Очевидно, все они инстинктивно употребляли такие средства, которые временно усиливают прилив крови к голове в ущерб остальным членам тела. Здесь кстати упомянуть о том, что многие из даровитых, и в особенности гениальных, людей злоупотребляли спиртными напитками. Не говоря уже об Александре Великом, который под влиянием опьянения убил своего лучшего друга и умер после того, как десять раз осушил кубок Геркулеса; самого Цезаря солдаты часто приносили домой на своих плечах. Сократ и Сенека были казнены и не страдали белой горячкой. О смерти Алкивиада нет достоверных сведений. Запоем страдали также Коннетабль Бурбонский; Авиценна, о котором говорят, что он посвятил вторую половину своей жизни тому, чтобы доказать всю бесполезность научных сведений, приобретенных им в первую половину; и многие живописцы, например Караччи, Стен (Steen), Барбателли и целая плеяда поэтов – Мюрже, Жерар де Нерваль, Мюссе, Клейст, Майлат и во главе их Тассо, писавший в одном из своих писем: «Я не отрицаю, что я безумец; но мне приятно думать, что мое безумие произошло от пьянства и любви, потому что я действительно пью много».
Немало пьяниц встречается и в числе великих музыкантов, например Дюссек, Гендель и Глюк, говоривший, что «он считает вполне справедливым любить золото, вино и славу, потому что первое дает ему средство иметь второе, которое, вдохновляя, доставляет ему славу».
Замечено, что почти всегда великие творения мыслителей получают окончательную форму или, по крайней мере, ясные очертания под влиянием какого-нибудь особенного ощущения, которое играет здесь, так сказать, роль капли соленой воды в хорошо устроенном вольтовом столбе. Факты доказывают, что все великие открытия были сделаны под влиянием чувственных впечатлений, как это подтверждает и Молешотт. Несколько лягушек, из которых предполагалось приготовить целебный отвар для жены Гальвани, послужили к открытию гальванизма. Ритмические качания люстры и падение яблока натолкнули Ньютона и Галилея на создание великих научных систем. Альфиери сочинял и обдумывал свои трагедии, слушая музыку.

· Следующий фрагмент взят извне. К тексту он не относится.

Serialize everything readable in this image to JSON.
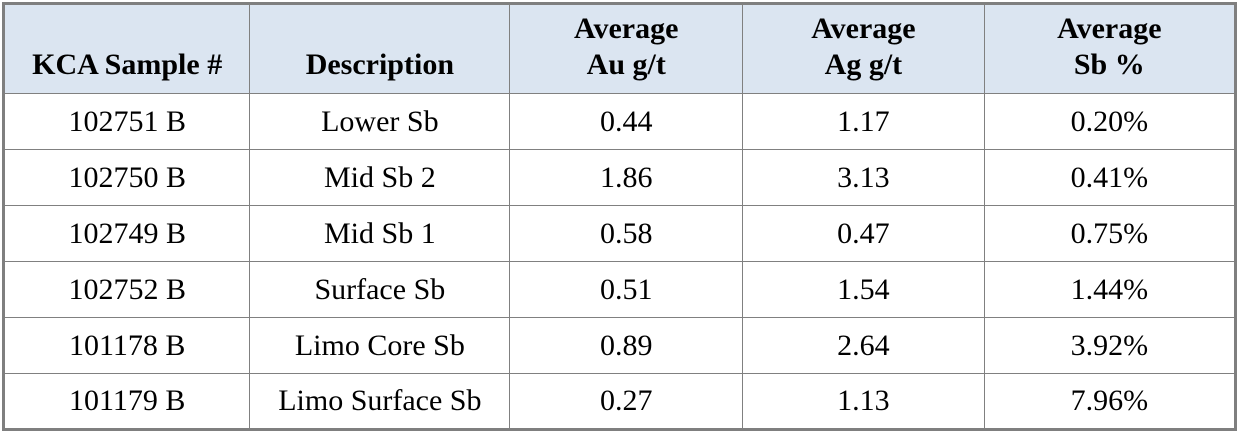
{
  "table": {
    "name": "KCA assay results table",
    "headers": [
      {
        "lines": [
          "KCA Sample #"
        ]
      },
      {
        "lines": [
          "Description"
        ]
      },
      {
        "lines": [
          "Average",
          "Au g/t"
        ]
      },
      {
        "lines": [
          "Average",
          "Ag g/t"
        ]
      },
      {
        "lines": [
          "Average",
          "Sb %"
        ]
      }
    ],
    "rows": [
      {
        "sample": "102751 B",
        "description": "Lower Sb",
        "avg_au_gt": "0.44",
        "avg_ag_gt": "1.17",
        "avg_sb_pct": "0.20%"
      },
      {
        "sample": "102750 B",
        "description": "Mid Sb 2",
        "avg_au_gt": "1.86",
        "avg_ag_gt": "3.13",
        "avg_sb_pct": "0.41%"
      },
      {
        "sample": "102749 B",
        "description": "Mid Sb 1",
        "avg_au_gt": "0.58",
        "avg_ag_gt": "0.47",
        "avg_sb_pct": "0.75%"
      },
      {
        "sample": "102752 B",
        "description": "Surface Sb",
        "avg_au_gt": "0.51",
        "avg_ag_gt": "1.54",
        "avg_sb_pct": "1.44%"
      },
      {
        "sample": "101178 B",
        "description": "Limo Core Sb",
        "avg_au_gt": "0.89",
        "avg_ag_gt": "2.64",
        "avg_sb_pct": "3.92%"
      },
      {
        "sample": "101179 B",
        "description": "Limo Surface Sb",
        "avg_au_gt": "0.27",
        "avg_ag_gt": "1.13",
        "avg_sb_pct": "7.96%"
      }
    ],
    "colors": {
      "header_bg": "#dbe5f1",
      "grid": "#808080",
      "outer_border": "#7f7f7f",
      "text": "#000000"
    }
  }
}
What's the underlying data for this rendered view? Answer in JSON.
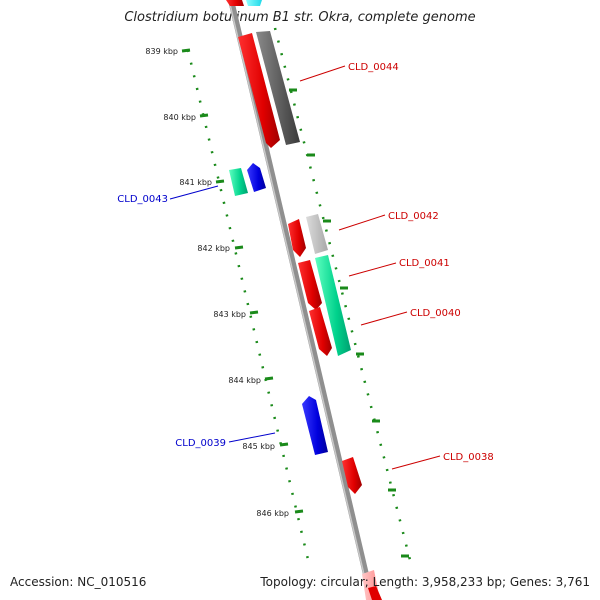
{
  "title": "Clostridium botulinum B1 str. Okra, complete genome",
  "footer": {
    "accession": "Accession: NC_010516",
    "summary": "Topology: circular; Length: 3,958,233 bp; Genes: 3,761"
  },
  "colors": {
    "backbone": "#8c8c8c",
    "tick": "#1a8a1a",
    "label_red": "#cc0000",
    "label_blue": "#0000cc"
  },
  "ticks": [
    {
      "label": "839 kbp"
    },
    {
      "label": "840 kbp"
    },
    {
      "label": "841 kbp"
    },
    {
      "label": "842 kbp"
    },
    {
      "label": "843 kbp"
    },
    {
      "label": "844 kbp"
    },
    {
      "label": "845 kbp"
    },
    {
      "label": "846 kbp"
    }
  ],
  "genes": [
    {
      "label": "CLD_0044",
      "color": "#e00000"
    },
    {
      "label": "CLD_0043",
      "color": "#00d28c"
    },
    {
      "label": "CLD_0042",
      "color": "#e00000"
    },
    {
      "label": "CLD_0041",
      "color": "#e00000"
    },
    {
      "label": "CLD_0040",
      "color": "#e00000"
    },
    {
      "label": "CLD_0039",
      "color": "#0000dd"
    },
    {
      "label": "CLD_0038",
      "color": "#e00000"
    }
  ]
}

Моцарт при виде апельсина вспомнил народную неаполитанскую песенку, которую слышал пять лет тому назад, и тотчас же написал знаменитую кантату к опере Дон Жуан. Взглянув на какого-то носильщика, Леонардо задумал своего Иуду, а Торвальдсен нашел подходящую позу для сидящего ангела при виде кривляний своего натурщика. Вдохновение впервые осенило Сальватора Розу в то время, когда он любовался видом Позилипо, а Гогарт нашел типы для своих карикатур в таверне, после того как один пьяница разбил там ему нос в драке. Мильтону, Бэкону, Леонардо и Варбуртону необходимо было слышать звон колоколов для того, чтобы приняться за работу; Бурдалу, перед тем как диктовать свои бессмертные проповеди, всегда наигрывал на скрипке какую-нибудь арию. Чтение одной оды Спенсера возбудило в Коулее склонность к поэзии, а книга Сакробозе заставила Гаммада пристраститься к астрономии. Рассматривая рака, Уатт напал на мысль об устройстве чрезвычайно полезной в промышленности машины, а Гиббон задумал писать историю Греции после того, как увидел развалины Капитолия.[3]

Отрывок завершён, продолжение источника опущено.